Throughout British history, the contributions and sacrifices made by pioneering minority Britons have been largely relegated to obscurity. I look to pay homage to such figures that rose above adversity and created significant change still emanating within modern British society. This series includes Dame Jocelyn Barrow, Fou Ts’ong, Dadabhai Naoroji and Leonora Carrington.
Dame Jocelyn Barrow (1929-2020) was instrumental in forming the 1965 Race Relations Act, making racial discrimination illegal in Britain for the first time. Barrow was a founding member, general secretary and later vice-chair of Campaign Against Racial Discrimination - the organisation that between 1964 and 1967 lobbied for race relations legislation and was responsible for the Race Relations Act of 1968.
Dadabhai Naoroji (1825-1917) was the first Asian heritage Member of Parliament. He represented Finsbury Central between 1892 - 1895. Whilst in Parliament, he campaigned against colonialism, and in favour of education and workers' rights.Was a founding member of the East India Association and London Indian Society, and became vocal in promoting Indian rights in regard to the ICS and trade.
Chinese-born British pianist Fou Ts’ong (1934-2020) was the first pianist of his national origin to achieve international recognition. He became one of the great teachers of Chopin music in recent memory.
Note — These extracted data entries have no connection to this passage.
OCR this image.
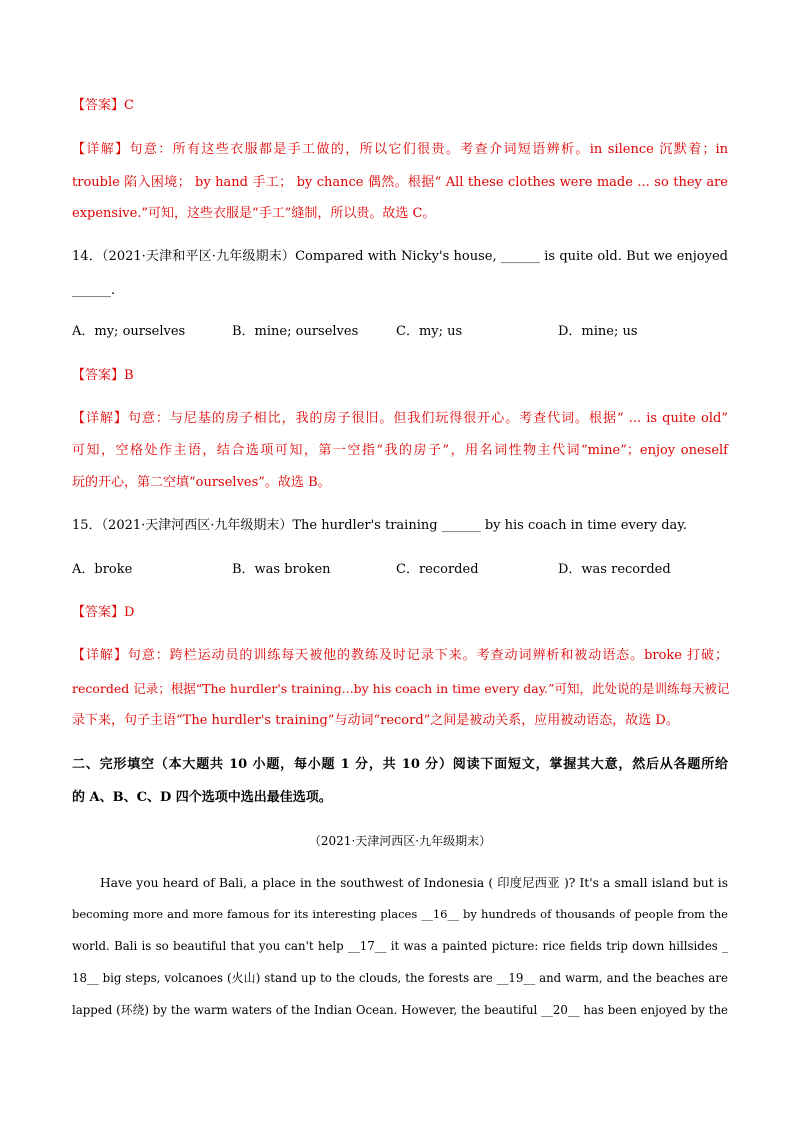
【答案】C
【详解】句意：所有这些衣服都是手工做的，所以它们很贵。考查介词短语辨析。in silence 沉默着；in
trouble 陷入困境； by hand 手工； by chance 偶然。根据“ All these clothes were made ... so they are
expensive.”可知，这些衣服是“手工”缝制，所以贵。故选 C。
14．（2021·天津和平区·九年级期末）Compared with Nicky's house, ______ is quite old. But we enjoyed
______.
A．my; ourselves	B．mine; ourselves	C．my; us	D．mine; us
【答案】B
【详解】句意：与尼基的房子相比，我的房子很旧。但我们玩得很开心。考查代词。根据“ ... is quite old”
可知，空格处作主语，结合选项可知，第一空指“我的房子”，用名词性物主代词“mine”；enjoy oneself
玩的开心，第二空填“ourselves”。故选 B。
15．（2021·天津河西区·九年级期末）The hurdler's training ______ by his coach in time every day.
A．broke	B．was broken	C．recorded	D．was recorded
【答案】D
【详解】句意：跨栏运动员的训练每天被他的教练及时记录下来。考查动词辨析和被动语态。broke 打破；
recorded 记录；根据“The hurdler's training...by his coach in time every day.”可知，此处说的是训练每天被记
录下来，句子主语“The hurdler's training”与动词“record”之间是被动关系，应用被动语态，故选 D。
二、完形填空（本大题共 10 小题，每小题 1 分，共 10 分）阅读下面短文，掌握其大意，然后从各题所给
的 A、B、C、D 四个选项中选出最佳选项。
（2021·天津河西区·九年级期末）
Have you heard of Bali, a place in the southwest of Indonesia ( 印度尼西亚 )? It's a small island but is
becoming more and more famous for its interesting places __16__ by hundreds of thousands of people from the
world. Bali is so beautiful that you can't help __17__ it was a painted picture: rice fields trip down hillsides _
18__ big steps, volcanoes (火山) stand up to the clouds, the forests are __19__ and warm, and the beaches are
lapped (环绕) by the warm waters of the Indian Ocean. However, the beautiful __20__ has been enjoyed by the
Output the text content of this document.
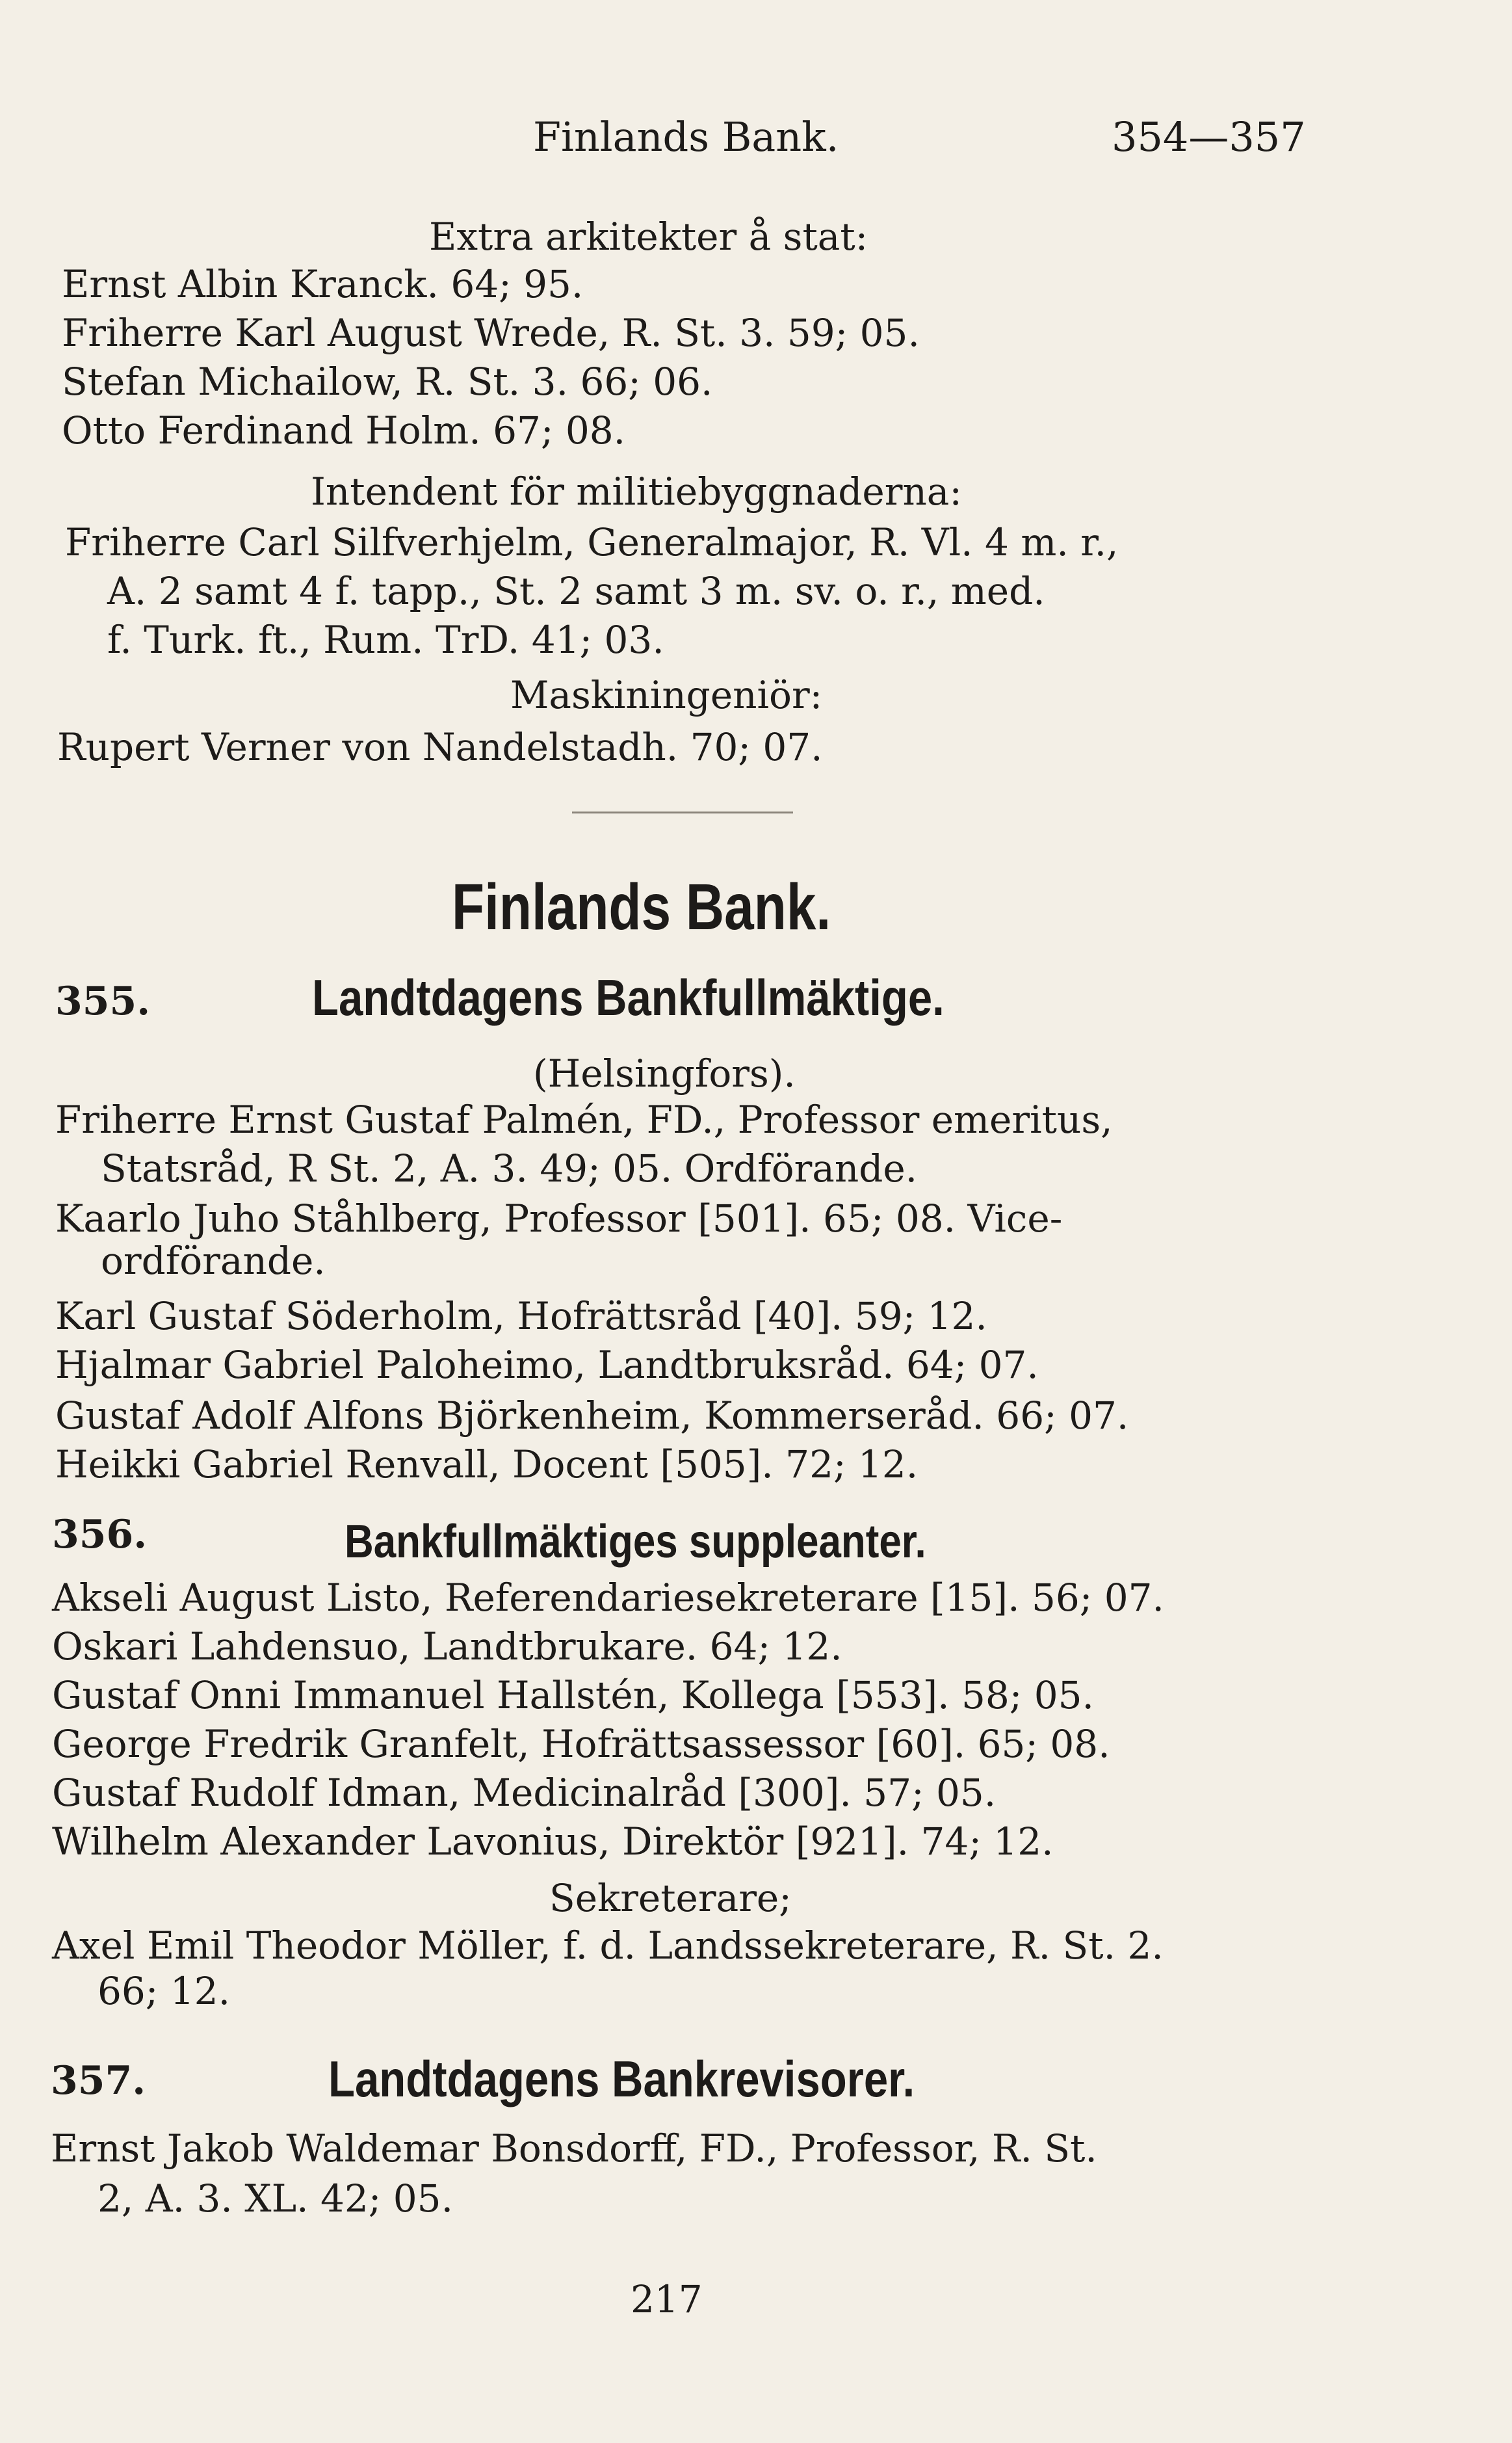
Finlands Bank.	354—357
Extra arkitekter å stat:
Ernst Albin Kranck. 64; 95.
Friherre Karl August Wrede, R. St. 3. 59; 05.
Stefan Michailow, R. St. 3. 66; 06.
Otto Ferdinand Holm. 67; 08.
Intendent för militiebyggnaderna:
Friherre Carl Silfverhjelm, Generalmajor, R. Vl. 4 m. r.,
A. 2 samt 4 f. tapp., St. 2 samt 3 m. sv. o. r., med.
f. Turk. ft., Rum. TrD. 41; 03.
Maskiningeniör:
Rupert Verner von Nandelstadh. 70; 07.
Finlands Bank.
355.	Landtdagens Bankfullmäktige.
(Helsingfors).
Friherre Ernst Gustaf Palmén, FD., Professor emeritus,
Statsråd, R St. 2, A. 3. 49; 05. Ordförande.
Kaarlo Juho Ståhlberg, Professor [501]. 65; 08. Vice-
ordförande.
Karl Gustaf Söderholm, Hofrättsråd [40]. 59; 12.
Hjalmar Gabriel Paloheimo, Landtbruksråd. 64; 07.
Gustaf Adolf Alfons Björkenheim, Kommerseråd. 66; 07.
Heikki Gabriel Renvall, Docent [505]. 72; 12.
356.	Bankfullmäktiges suppleanter.
Akseli August Listo, Referendariesekreterare [15]. 56; 07.
Oskari Lahdensuo, Landtbrukare. 64; 12.
Gustaf Onni Immanuel Hallstén, Kollega [553]. 58; 05.
George Fredrik Granfelt, Hofrättsassessor [60]. 65; 08.
Gustaf Rudolf Idman, Medicinalråd [300]. 57; 05.
Wilhelm Alexander Lavonius, Direktör [921]. 74; 12.
Sekreterare;
Axel Emil Theodor Möller, f. d. Landssekreterare, R. St. 2.
66; 12.
357.	Landtdagens Bankrevisorer.
Ernst Jakob Waldemar Bonsdorff, FD., Professor, R. St.
2, A. 3. XL. 42; 05.
217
His intellectual parents had both committed suicide, victims of China’s Cultural Revolution. His contributions to his genre are still felt in the UK and beyond.
British-Mexican artist, surrealist painter, and novelist, Mary Leonora Carrington OBE (1917–2011) was one of the last surviving participants in the Surrealist movement of the 1930's. Carrington was also a founding member of the women's liberation movement in Mexico during the 1970's.